Not a smoking gun that would point to exactly what the culpret would be. I am going to take one of my grid nodes offline and do some simple trial and error to find the exact [set of] package[s] causing the issue. I will be doing this over the next two days and will post results ASAP.
Created attachment 158438 [details] bootlog with working dmraid and LVM this bootlog is the kernel messages on boot with working dmraid
Created attachment 158439 [details] bootlog with broken dmraid and LVM bootlog with broken dmraid installed on machine. note the CRC errors
I've nailed down the problem with the new dmraid-1.0.0.rc14-5_RHEL4_U5 package. downgrading to dmraid-1.0.0.rc11-3_RHEL4_U4 resolves the issue. I've attached bootlog messages off serial console. sdiff points out the major differences, specifficaly note the CRC errors on the devices. This seems to me to be some kind of hardware/dmraid interaction issue.
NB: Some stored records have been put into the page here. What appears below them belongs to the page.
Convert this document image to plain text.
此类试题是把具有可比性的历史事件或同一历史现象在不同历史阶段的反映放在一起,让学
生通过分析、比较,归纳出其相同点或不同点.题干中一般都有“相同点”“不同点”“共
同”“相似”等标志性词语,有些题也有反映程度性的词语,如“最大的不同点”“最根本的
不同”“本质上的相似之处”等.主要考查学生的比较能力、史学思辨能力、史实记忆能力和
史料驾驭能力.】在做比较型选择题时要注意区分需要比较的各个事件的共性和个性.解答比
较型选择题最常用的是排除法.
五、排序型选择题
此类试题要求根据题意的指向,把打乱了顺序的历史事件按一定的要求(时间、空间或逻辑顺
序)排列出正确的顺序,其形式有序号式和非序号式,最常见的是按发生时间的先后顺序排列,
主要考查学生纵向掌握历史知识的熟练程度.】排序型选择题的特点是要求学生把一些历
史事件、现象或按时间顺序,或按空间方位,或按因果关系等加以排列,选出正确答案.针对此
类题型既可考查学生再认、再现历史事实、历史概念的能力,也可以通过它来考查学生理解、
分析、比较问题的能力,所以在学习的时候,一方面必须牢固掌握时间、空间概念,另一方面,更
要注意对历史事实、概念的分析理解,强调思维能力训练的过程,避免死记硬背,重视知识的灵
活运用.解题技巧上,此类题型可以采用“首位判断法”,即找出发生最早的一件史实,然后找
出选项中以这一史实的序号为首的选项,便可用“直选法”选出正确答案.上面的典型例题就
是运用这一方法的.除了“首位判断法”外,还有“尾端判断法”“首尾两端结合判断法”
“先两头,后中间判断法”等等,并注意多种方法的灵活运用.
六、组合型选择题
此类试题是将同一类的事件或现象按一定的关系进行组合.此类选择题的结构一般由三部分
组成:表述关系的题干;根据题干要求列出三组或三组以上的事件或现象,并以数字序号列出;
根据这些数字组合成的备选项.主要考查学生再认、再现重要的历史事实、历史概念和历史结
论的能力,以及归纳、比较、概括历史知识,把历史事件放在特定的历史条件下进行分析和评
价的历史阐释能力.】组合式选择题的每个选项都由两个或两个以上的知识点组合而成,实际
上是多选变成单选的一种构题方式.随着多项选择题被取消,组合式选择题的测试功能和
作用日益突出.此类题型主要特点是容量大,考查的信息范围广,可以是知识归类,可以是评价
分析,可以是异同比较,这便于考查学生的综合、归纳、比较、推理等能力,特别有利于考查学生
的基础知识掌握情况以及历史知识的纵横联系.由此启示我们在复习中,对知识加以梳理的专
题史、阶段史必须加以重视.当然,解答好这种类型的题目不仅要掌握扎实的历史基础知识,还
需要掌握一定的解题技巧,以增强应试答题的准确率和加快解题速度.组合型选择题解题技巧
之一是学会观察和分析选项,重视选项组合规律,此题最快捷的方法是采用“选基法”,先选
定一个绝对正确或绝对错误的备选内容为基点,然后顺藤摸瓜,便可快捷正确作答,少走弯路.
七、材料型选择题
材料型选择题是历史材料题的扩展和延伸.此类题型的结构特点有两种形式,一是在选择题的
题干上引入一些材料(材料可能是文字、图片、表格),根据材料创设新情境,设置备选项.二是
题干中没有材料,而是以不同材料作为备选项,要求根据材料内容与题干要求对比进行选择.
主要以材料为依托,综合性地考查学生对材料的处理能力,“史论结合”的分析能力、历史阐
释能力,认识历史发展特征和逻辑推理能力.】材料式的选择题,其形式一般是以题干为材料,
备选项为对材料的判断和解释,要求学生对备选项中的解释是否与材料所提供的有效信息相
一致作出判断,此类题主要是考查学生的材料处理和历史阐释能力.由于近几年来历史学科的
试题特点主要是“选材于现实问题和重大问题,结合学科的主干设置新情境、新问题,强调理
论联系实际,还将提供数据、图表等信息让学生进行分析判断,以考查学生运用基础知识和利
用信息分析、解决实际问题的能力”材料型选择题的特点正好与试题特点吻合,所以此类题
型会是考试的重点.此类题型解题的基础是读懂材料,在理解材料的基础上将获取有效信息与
We are running a 74GB drive and a 300GB drive.. The Adaptec HostRAID controller (AIC-8130: (Marvell 88SX6041)) does NOT have array devices configured, therefore we are doing direct JBOD mode. The specific motherboard is a SuperMicro H8DAR-T. Specs here: http://www.supermicro.com/Aplus/motherboard/Opteron/8132/H8DAR-T.cfm Please let me know if you need any more info. Thanks!
[append] Here's the specific CRC errors. ddf1: physical drives with CRC 9513BC8E, expected 8C26D753 on /dev/sda ddf1: physical drives with CRC 9513BC8E, expected 8C26D753 on /dev/sdb
sorry, last update. fix title.
Closing, because we can't see a solution from the DDF1 spec.